"Etwas nicht zu tun, begeistert mich“, sagte die Meuth, „etwas ganz und gar zu unterlassen, obwohl oder gerade weil es geboten erscheint. Hier, mitten im Tiergarten, könnte ich mich umgehend in dich verlieben, ja Kaminski, du hörst richtig, ich hege einen Anfangsverdacht, du interessierst mich, du elektrisierst mich, aber bewusst unterlasse ich ein Abgleiten in forsche Liebesbekundungen und zwar durch eine mir selbst gegenüber bereits im Vorfeld geleistete Verliebtheitsunterlassungerklärung, von der du, ohne mein Reden, gar keine Kenntnis erlangt hättest. Kurz gesagt: Ich verzichte, doch allem Verzicht wohnt ein gerüttelt Maß an Wollust inne, wusstest du das, Kaminski? Übrigens: Kennst du Delbrück? Halte dich fern von ihm. Er ist böse.“
Von den Tiergarten-Leuten war ich einiges gewohnt, sie waren schrullig und neigten zu stumpfsinnigen Reden und Rangeleien, um nicht zu sagen, sie waren völlig außer Rand und Band und entweder modern zu nennen oder nur geisteskrank, aber die Katze Meuth war anders, asketisch, gerissen, kühl, melancholisch, gar nicht so, wie Kater Delbrück sie sah, der ihr tänzelnd nachstellte. Sie las Brecht, Flaubert und die Woolf, wie nur die besten Katzen es taten in den 90ern, und Meuths Verliebtheitsunterlassungserklärungen, wirkungsvoll in Szene gesetzt, waren der große Renner. So weit ich weiß, schrieb sie damals an einem leicht pornografischen Roman, wie wir alle immer an leicht pornografischen Romanen schreiben, ich glaube er hieß Moloch Tiergarten und erregte die Gemüter, genau wie ihre frühe, frivole Novelle Delbrück oder das Böse, die schon vor ihrem offiziellen Erscheinen in einigen Tiergarten-Zirkeln als pikantes Märchen über die Abgründe des Katzentums kursierte und uns allen, nun ja, zu denken befahl.

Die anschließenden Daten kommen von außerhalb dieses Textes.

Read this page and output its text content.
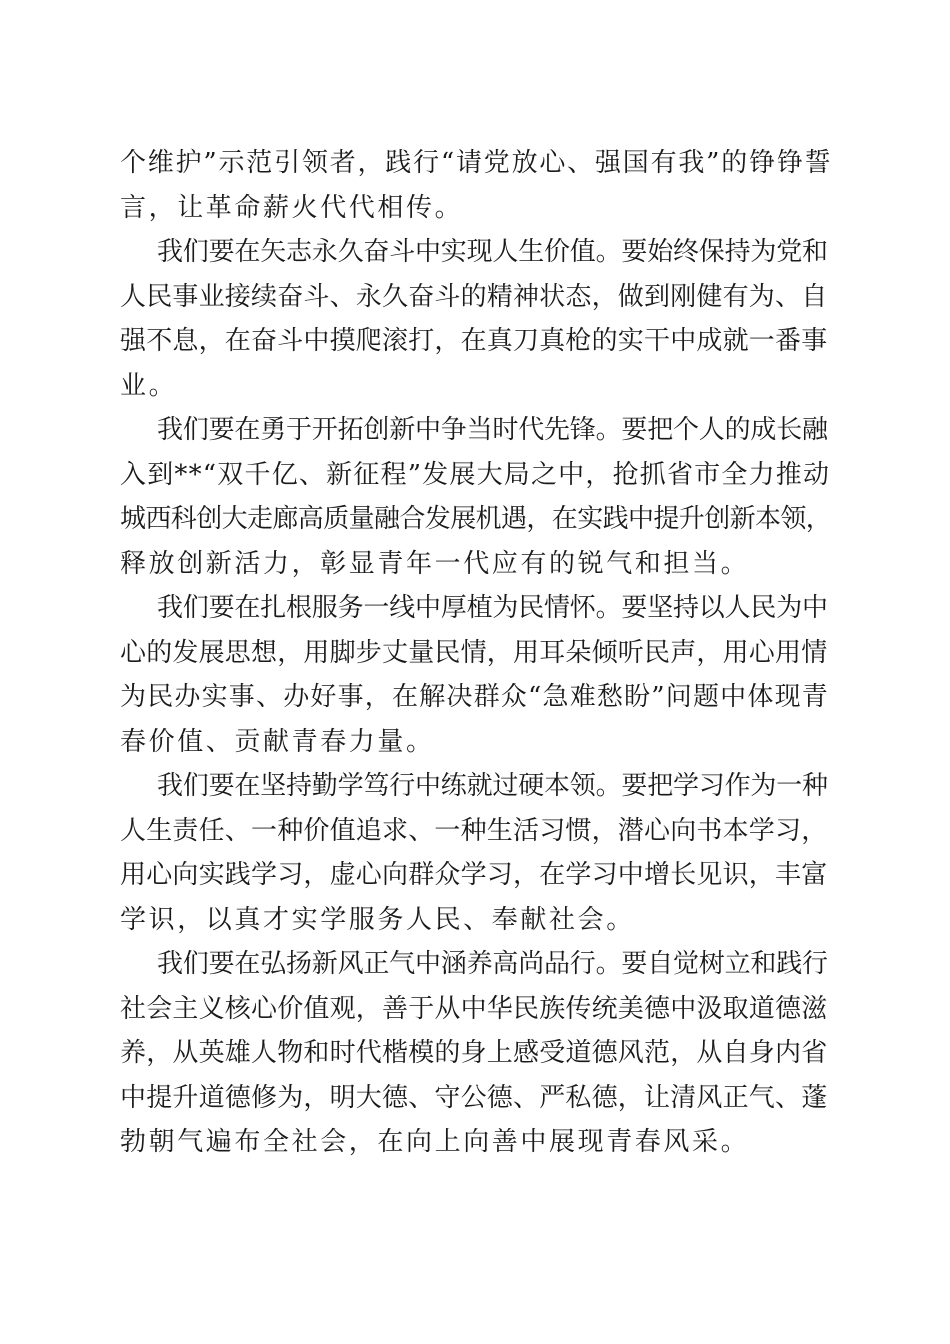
个维护”示范引领者，践行“请党放心、强国有我”的铮铮誓
言，让革命薪火代代相传。

我们要在矢志永久奋斗中实现人生价值。要始终保持为党和
人民事业接续奋斗、永久奋斗的精神状态，做到刚健有为、自
强不息，在奋斗中摸爬滚打，在真刀真枪的实干中成就一番事
业。

我们要在勇于开拓创新中争当时代先锋。要把个人的成长融
入到**“双千亿、新征程”发展大局之中，抢抓省市全力推动
城西科创大走廊高质量融合发展机遇，在实践中提升创新本领，
释放创新活力，彰显青年一代应有的锐气和担当。

我们要在扎根服务一线中厚植为民情怀。要坚持以人民为中
心的发展思想，用脚步丈量民情，用耳朵倾听民声，用心用情
为民办实事、办好事，在解决群众“急难愁盼”问题中体现青
春价值、贡献青春力量。

我们要在坚持勤学笃行中练就过硬本领。要把学习作为一种
人生责任、一种价值追求、一种生活习惯，潜心向书本学习，
用心向实践学习，虚心向群众学习，在学习中增长见识，丰富
学识，以真才实学服务人民、奉献社会。

我们要在弘扬新风正气中涵养高尚品行。要自觉树立和践行
社会主义核心价值观，善于从中华民族传统美德中汲取道德滋
养，从英雄人物和时代楷模的身上感受道德风范，从自身内省
中提升道德修为，明大德、守公德、严私德，让清风正气、蓬
勃朝气遍布全社会，在向上向善中展现青春风采。
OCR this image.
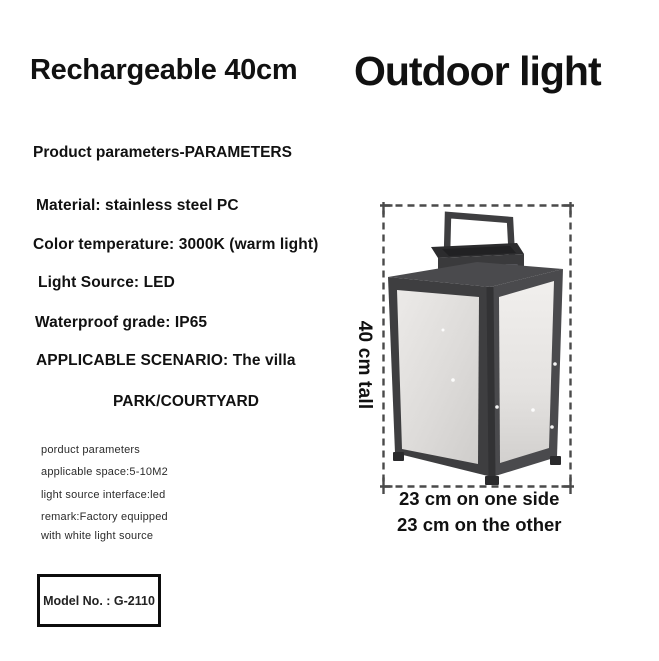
Rechargeable 40cm Outdoor light
Product parameters-PARAMETERS
Material: stainless steel PC
Color temperature: 3000K (warm light)
Light Source: LED
Waterproof grade: IP65
APPLICABLE SCENARIO: The villa
PARK/COURTYARD
porduct parameters
applicable space:5-10M2
light source interface:led
remark:Factory equipped
with white light source
Model No. : G-2110
40 cm tall
23 cm on one side
23 cm on the other
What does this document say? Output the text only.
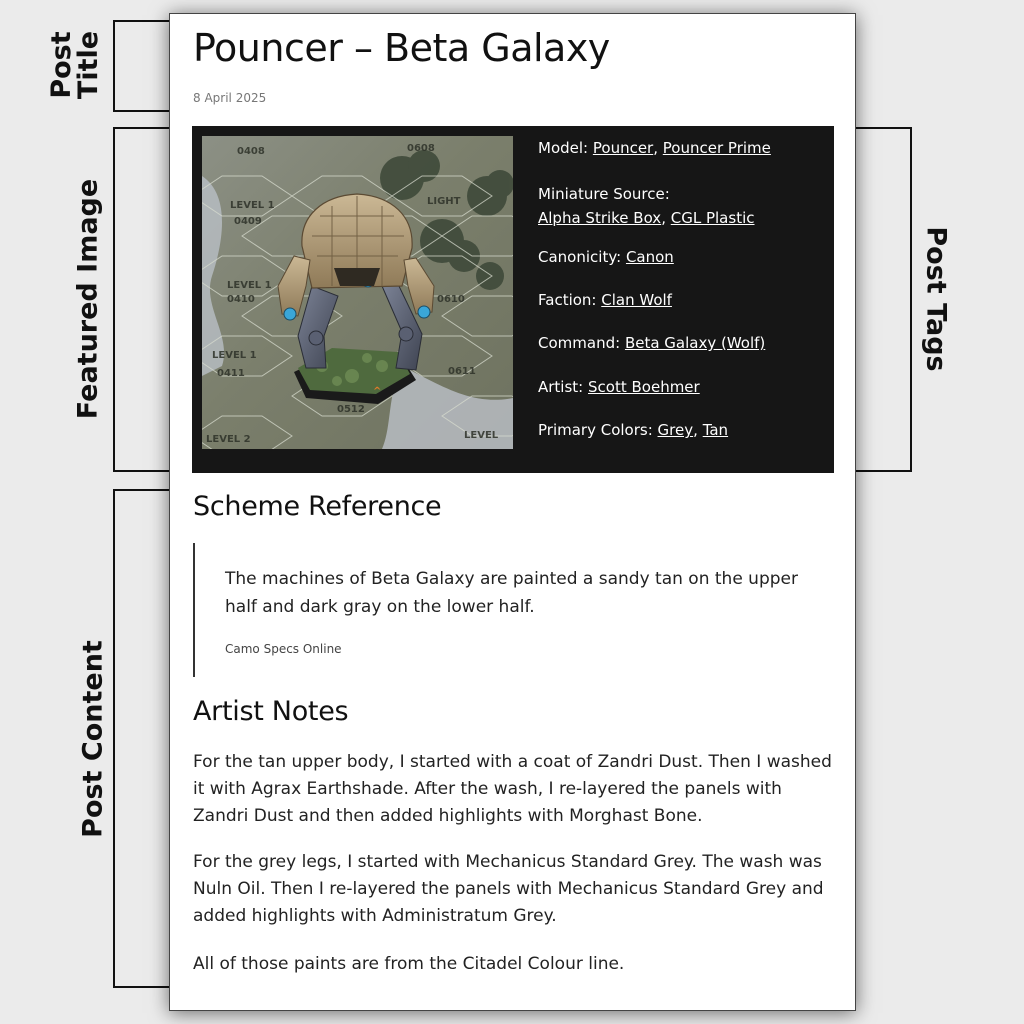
Post
Title
Featured Image
Post Content
Post Tags
Pouncer – Beta Galaxy
8 April 2025
0408	0608
LEVEL 1
0409
LIGHT
LEVEL 1
0410	0610
LEVEL 1
0411	0611
0512
LEVEL 2	LEVEL
^
Model: Pouncer, Pouncer Prime
Miniature Source:
Alpha Strike Box, CGL Plastic
Canonicity: Canon
Faction: Clan Wolf
Command: Beta Galaxy (Wolf)
Artist: Scott Boehmer
Primary Colors: Grey, Tan
Scheme Reference

The machines of Beta Galaxy are painted a sandy tan on the upper half and dark gray on the lower half.

Camo Specs Online
Artist Notes

For the tan upper body, I started with a coat of Zandri Dust. Then I washed it with Agrax Earthshade. After the wash, I re-layered the panels with Zandri Dust and then added highlights with Morghast Bone.

For the grey legs, I started with Mechanicus Standard Grey. The wash was Nuln Oil. Then I re-layered the panels with Mechanicus Standard Grey and added highlights with Administratum Grey.

All of those paints are from the Citadel Colour line.
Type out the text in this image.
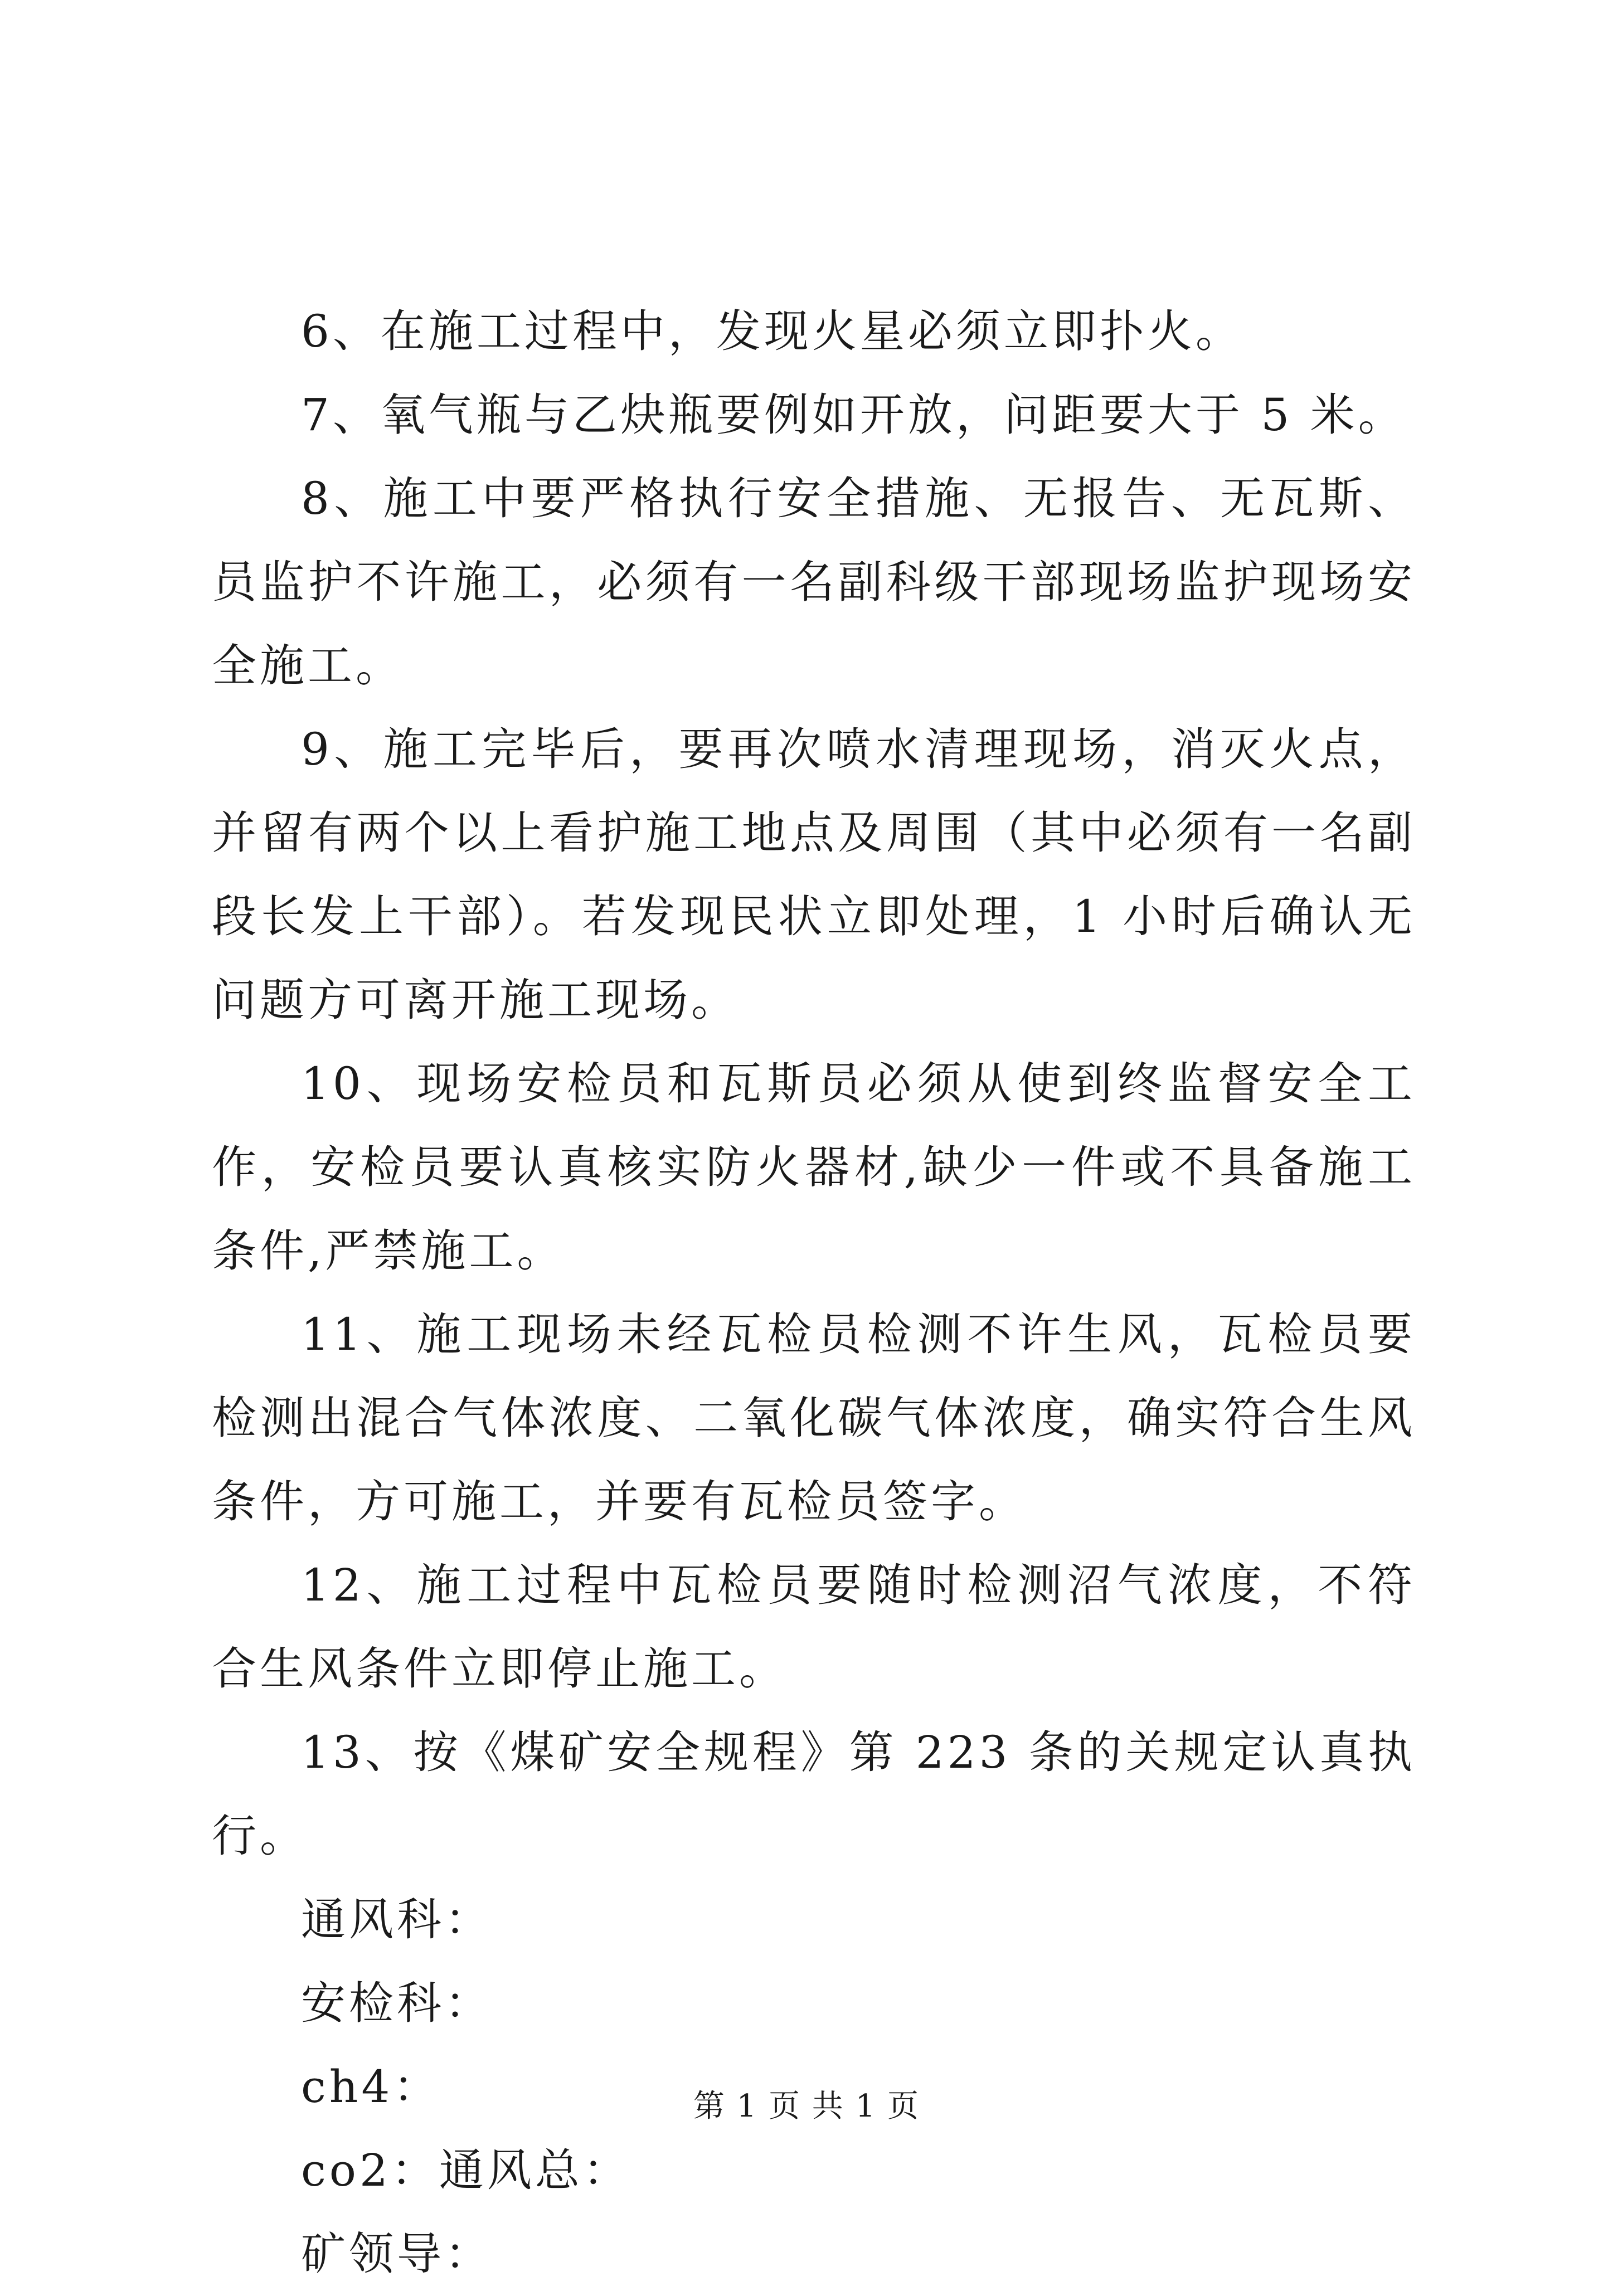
6、在施工过程中，发现火星必须立即扑火。

7、氧气瓶与乙炔瓶要例如开放，问距要大于 5 米。

8、施工中要严格执行安全措施、无报告、无瓦斯、员监护不许施工，必须有一名副科级干部现场监护现场安全施工。

9、施工完毕后，要再次喷水清理现场，消灭火点，并留有两个以上看护施工地点及周围（其中必须有一名副段长发上干部）。若发现民状立即处理，1 小时后确认无问题方可离开施工现场。

10、现场安检员和瓦斯员必须从使到终监督安全工作，安检员要认真核实防火器材,缺少一件或不具备施工条件,严禁施工。

11、施工现场未经瓦检员检测不许生风，瓦检员要检测出混合气体浓度、二氧化碳气体浓度，确实符合生风条件，方可施工，并要有瓦检员签字。

12、施工过程中瓦检员要随时检测沼气浓度，不符合生风条件立即停止施工。

13、按《煤矿安全规程》第 223 条的关规定认真执行。

通风科：

安检科：

ch4：

co2：通风总：

矿领导：

第 1 页 共 1 页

Verrückte Jahre. Ich habe nie verstanden, wohin das Ganze führen sollte, die Zeiten der Trennung in starre Machtblöcke waren vorbei, vielleicht ist das die Erklärung, natürlich ist sie das, nichts geschah mehr, was wirklich Spannung verhieß, und so wurden Meuth und Delbrück schließlich ein Paar, wie es in jenen Jahren üblich war, wenn man sich stritt und an den Haaren riss und schrie und gähnte, dass die Menschen sich ansahen.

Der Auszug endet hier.